Still on the Trace, I walk past a man sitting in his parked truck on the roadside. He calls me over and I oblige. He exits the vehicle and we give each other a thorough once-over. 

On his t-shirt is an image of a guitar and a punny slogan that says, Pick Jesus, I Have. His black leather vest is biker style. On the left chest is an embroidered patch of a white cross. On the right, a name badge that says Road King. His belt belt buckle faces the pavement as it digs into his abdomen. His blue jeans have a starched crease. He laughs. Breaks the ice.

“I used to party with Tom Petty and Mick Jagger,” he says. “Booze it up and do drugs. Lived a rock and roll lifestyle until I found Jesus. I’m Steve, by the way.” 

Steve is on his way home from a recording session in Nashville. He asks how far I’m heading today. I don’t have a solid plan, but I say Muscle Shoals. 

“I’d offer you a ride but my guess is you won’t take it,” he says. 

Steve digs into a bag on the passenger seat. Pulls out a CD. 

“This is my most recent record,” he says.

He hands it over. Brown cardboard packaging. A photo of him wearing what he’s wearing today but sitting on a Harley. His name in black caps at the top, Good News in a similar font at the bottom. I read the track list and am amused by track number four, “Find Yourself a Christian Lady.” Track five looks like a typo: “Is Yo God Good?” I thank him and place the CD in Little Buddy’s trunk.
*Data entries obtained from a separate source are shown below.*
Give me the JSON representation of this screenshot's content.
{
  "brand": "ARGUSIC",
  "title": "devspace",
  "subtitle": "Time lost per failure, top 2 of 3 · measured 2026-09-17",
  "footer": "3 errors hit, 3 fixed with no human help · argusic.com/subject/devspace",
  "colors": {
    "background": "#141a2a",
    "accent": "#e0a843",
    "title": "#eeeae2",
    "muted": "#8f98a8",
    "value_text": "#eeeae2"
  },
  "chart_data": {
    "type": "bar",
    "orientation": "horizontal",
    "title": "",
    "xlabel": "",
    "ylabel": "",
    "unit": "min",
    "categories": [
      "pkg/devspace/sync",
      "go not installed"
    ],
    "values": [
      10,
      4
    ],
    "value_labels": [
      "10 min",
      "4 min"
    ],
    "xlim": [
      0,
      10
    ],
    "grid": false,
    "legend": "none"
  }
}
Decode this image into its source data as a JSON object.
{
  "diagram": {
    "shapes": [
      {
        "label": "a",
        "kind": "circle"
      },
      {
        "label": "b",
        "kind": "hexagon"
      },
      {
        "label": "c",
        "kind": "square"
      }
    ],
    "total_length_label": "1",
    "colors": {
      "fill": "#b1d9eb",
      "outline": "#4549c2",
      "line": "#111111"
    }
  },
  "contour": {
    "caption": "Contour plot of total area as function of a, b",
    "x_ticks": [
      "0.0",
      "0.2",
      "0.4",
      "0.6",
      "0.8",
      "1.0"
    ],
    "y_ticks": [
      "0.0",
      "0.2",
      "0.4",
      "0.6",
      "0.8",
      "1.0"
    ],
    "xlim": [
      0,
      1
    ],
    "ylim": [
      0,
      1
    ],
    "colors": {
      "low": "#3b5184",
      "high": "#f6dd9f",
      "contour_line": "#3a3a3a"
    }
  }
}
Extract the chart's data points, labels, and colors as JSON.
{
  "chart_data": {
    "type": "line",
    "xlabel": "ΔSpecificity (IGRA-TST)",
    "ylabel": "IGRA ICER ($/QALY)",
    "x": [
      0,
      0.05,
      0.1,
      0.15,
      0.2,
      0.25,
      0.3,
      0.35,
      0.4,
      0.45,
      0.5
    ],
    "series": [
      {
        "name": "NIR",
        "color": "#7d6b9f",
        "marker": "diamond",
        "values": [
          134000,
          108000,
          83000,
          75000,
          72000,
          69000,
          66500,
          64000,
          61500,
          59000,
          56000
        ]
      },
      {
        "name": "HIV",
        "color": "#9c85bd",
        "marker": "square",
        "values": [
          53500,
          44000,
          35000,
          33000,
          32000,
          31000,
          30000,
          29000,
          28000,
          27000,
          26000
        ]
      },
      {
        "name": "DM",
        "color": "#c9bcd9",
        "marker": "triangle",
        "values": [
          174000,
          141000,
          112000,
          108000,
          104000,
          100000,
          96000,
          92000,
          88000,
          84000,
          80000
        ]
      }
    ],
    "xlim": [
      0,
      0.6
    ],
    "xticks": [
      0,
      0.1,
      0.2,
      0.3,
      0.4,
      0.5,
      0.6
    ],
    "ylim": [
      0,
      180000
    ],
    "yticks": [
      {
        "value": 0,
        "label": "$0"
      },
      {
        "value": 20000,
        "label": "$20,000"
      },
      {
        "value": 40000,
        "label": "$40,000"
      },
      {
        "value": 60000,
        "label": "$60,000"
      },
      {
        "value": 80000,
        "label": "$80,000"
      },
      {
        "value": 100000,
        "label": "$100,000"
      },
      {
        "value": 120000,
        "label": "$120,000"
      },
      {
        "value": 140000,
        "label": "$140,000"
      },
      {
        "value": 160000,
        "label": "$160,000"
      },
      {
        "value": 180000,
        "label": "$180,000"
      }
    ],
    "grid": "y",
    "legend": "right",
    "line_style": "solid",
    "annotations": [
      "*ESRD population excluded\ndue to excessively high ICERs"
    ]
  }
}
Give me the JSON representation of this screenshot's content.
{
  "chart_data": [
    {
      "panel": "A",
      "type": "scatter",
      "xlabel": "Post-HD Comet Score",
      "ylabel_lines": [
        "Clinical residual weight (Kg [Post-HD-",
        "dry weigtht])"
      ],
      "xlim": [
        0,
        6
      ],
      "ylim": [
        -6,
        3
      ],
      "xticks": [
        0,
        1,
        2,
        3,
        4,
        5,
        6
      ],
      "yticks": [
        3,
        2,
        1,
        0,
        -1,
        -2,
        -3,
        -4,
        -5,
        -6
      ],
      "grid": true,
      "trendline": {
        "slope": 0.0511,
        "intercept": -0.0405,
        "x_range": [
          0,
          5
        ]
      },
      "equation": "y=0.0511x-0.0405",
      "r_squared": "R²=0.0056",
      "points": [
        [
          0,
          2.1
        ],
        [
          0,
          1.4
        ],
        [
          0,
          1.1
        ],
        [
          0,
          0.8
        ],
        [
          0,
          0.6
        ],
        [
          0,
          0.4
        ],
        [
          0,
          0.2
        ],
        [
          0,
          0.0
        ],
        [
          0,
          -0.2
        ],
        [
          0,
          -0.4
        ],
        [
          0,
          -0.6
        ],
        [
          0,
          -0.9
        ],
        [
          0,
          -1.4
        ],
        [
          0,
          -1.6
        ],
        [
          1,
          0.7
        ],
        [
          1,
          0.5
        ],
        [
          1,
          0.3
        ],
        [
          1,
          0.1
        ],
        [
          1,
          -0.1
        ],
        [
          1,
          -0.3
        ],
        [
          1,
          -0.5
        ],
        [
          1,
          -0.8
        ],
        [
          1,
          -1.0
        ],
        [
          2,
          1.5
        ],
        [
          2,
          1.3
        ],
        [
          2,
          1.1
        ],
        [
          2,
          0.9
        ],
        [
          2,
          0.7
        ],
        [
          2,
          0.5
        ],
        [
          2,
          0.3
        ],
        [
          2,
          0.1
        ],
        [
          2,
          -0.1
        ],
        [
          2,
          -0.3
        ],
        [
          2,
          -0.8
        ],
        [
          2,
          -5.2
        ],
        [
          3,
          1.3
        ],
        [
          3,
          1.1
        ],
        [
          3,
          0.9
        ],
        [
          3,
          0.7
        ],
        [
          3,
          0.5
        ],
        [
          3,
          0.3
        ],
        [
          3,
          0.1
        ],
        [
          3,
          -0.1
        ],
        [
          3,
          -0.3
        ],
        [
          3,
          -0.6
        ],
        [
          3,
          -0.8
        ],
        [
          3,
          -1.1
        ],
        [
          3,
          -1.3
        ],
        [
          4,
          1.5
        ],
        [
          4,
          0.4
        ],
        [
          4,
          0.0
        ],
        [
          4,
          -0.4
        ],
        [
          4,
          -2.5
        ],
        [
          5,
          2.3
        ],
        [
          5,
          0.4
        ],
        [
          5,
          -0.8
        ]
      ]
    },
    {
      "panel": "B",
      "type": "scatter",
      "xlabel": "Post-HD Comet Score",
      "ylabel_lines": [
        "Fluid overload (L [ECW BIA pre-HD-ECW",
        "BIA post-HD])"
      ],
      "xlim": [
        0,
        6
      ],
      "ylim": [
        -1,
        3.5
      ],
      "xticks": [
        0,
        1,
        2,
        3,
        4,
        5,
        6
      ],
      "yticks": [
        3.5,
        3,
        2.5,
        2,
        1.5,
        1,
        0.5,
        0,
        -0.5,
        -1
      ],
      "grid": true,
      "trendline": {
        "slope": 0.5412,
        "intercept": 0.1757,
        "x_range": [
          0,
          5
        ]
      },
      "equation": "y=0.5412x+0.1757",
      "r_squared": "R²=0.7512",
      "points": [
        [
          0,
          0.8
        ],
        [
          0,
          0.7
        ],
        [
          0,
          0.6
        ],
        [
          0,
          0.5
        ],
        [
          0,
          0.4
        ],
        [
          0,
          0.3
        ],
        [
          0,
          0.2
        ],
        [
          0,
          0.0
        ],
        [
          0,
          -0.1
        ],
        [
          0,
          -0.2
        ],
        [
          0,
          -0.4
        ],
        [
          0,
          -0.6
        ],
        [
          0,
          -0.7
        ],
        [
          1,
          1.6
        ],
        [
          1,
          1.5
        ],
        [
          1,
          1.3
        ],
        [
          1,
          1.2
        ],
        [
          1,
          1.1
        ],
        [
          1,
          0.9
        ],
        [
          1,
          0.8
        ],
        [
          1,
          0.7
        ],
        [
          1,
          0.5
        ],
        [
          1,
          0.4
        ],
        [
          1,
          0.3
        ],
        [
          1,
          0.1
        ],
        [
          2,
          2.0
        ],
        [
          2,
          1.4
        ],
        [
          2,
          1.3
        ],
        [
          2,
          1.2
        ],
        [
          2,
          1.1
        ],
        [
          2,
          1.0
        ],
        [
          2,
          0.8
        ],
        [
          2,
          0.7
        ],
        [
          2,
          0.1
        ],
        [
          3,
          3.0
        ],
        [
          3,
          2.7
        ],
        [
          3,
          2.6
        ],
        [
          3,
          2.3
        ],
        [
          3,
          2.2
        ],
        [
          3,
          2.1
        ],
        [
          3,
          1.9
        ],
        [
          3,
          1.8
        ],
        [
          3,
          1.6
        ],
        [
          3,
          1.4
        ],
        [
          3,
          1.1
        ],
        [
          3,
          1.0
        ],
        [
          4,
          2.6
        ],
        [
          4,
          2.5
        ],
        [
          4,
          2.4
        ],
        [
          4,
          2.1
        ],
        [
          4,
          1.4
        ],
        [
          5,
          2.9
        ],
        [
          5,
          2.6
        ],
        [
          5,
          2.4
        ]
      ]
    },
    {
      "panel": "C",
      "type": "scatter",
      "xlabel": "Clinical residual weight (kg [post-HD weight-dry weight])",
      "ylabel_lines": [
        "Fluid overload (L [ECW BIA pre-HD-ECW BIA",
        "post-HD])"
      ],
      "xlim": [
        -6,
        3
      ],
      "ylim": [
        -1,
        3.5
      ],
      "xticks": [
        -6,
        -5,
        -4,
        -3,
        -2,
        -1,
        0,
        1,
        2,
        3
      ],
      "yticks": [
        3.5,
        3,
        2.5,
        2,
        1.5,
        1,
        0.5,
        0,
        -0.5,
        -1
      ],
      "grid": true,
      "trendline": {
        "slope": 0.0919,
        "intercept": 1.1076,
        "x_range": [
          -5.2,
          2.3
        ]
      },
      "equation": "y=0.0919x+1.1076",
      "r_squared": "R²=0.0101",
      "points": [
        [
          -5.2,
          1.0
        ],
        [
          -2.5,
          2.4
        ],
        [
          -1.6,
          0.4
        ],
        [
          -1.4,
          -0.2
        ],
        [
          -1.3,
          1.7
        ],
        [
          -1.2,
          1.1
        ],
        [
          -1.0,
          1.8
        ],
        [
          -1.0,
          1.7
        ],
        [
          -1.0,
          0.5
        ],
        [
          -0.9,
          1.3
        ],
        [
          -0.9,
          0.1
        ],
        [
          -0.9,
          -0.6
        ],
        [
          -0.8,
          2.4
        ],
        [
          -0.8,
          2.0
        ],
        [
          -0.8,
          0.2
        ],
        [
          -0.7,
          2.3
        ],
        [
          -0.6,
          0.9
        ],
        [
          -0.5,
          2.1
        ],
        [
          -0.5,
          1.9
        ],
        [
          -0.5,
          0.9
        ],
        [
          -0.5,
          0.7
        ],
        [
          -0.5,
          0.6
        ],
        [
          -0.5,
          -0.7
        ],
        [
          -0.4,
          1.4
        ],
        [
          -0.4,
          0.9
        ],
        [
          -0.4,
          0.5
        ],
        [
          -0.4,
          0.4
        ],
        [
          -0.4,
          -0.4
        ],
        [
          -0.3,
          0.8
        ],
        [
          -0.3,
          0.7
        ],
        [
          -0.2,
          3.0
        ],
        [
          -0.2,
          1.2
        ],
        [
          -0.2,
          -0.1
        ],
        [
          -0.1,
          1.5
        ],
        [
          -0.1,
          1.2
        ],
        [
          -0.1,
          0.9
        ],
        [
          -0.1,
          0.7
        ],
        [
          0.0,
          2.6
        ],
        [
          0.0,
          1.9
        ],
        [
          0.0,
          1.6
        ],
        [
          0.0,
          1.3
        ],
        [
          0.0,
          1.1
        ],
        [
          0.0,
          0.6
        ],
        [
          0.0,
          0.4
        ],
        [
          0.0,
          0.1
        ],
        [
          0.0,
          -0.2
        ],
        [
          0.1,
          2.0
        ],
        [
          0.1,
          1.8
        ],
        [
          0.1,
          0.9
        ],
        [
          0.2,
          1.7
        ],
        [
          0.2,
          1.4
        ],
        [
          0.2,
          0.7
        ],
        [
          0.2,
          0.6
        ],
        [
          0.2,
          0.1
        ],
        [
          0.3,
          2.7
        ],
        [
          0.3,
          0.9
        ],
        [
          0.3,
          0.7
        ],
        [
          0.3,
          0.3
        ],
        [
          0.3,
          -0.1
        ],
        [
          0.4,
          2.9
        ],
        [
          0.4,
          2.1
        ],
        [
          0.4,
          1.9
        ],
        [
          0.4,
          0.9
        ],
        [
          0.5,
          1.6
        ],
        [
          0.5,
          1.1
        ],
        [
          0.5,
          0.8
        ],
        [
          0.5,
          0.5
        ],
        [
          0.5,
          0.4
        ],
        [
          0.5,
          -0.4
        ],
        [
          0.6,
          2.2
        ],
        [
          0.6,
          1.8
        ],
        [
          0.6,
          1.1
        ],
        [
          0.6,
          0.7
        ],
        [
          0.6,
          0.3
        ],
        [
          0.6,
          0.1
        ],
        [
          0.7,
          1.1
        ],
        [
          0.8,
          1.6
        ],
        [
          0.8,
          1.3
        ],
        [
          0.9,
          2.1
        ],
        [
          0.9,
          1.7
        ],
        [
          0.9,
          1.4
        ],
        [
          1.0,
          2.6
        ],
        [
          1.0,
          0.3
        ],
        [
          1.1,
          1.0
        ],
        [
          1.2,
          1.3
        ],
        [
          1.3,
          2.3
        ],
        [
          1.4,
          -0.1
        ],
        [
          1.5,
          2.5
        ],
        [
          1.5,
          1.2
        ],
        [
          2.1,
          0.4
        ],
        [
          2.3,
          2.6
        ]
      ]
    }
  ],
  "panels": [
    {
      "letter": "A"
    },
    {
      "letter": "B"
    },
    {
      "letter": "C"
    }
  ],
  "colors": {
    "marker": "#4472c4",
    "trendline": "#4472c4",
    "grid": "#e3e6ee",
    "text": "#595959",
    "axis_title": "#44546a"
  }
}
“All the guys were hitting it just right today, you know!” Steve says as he plays a little air guitar. “Session flew by and now I’m coming down off of it. Needed a break from the road. Seems you do too, huh?” 

He offers me a soda. 

“Got a full cooler in the back,” he says. “What do you say?” 

I take a Coke. I sip the sweet syrup too fast and it makes me hiccup. 

“Take ‘er easy there, friend,” Steve says. 

Then, with his voice in the shape of a secret, he asks me if I know Jesus. 

“Is he walking with you?” he says. 

I take another sip of the Coke. 

“Now, before you say anything,” he says, “know this–I get it. I spent most of my life estranged from God.” 

He leans in close. 

“I watched so many of my friends die,” he says. 

And when he says “die,” I smell his tired breath. Metallic and eggy. 

“But once I let him in, boom! Everything changed,” he says. “I was on the road to ruin, man! But Jesus saved me.”

Steve sips his soda.

“So then—what’s your story?” he says like I owe him.

I tell Steve I’m walking across America. 

“Oh come on, man,” he says, waving his hand. “You know what I mean.” 

I repeat my words. 

“But that’s just it,” I say. “That is my story. And all this out here—this sky and those trees and you and I here right now—this is my church. What you get from Jesus, I get from all this. Shoot, it’s all the same thing, anyhow.” 

Steve looks at me out the corner of his eye. Softly nods and licks his lips. 

“I tell you man, you can be a rock and roller and still give yourself over to God,” he says. “I’m proof of that. And once he’s in your heart, you’ll realize all the time you’ve been wasting without him. I can attest that God is a way better drug than cocaine!”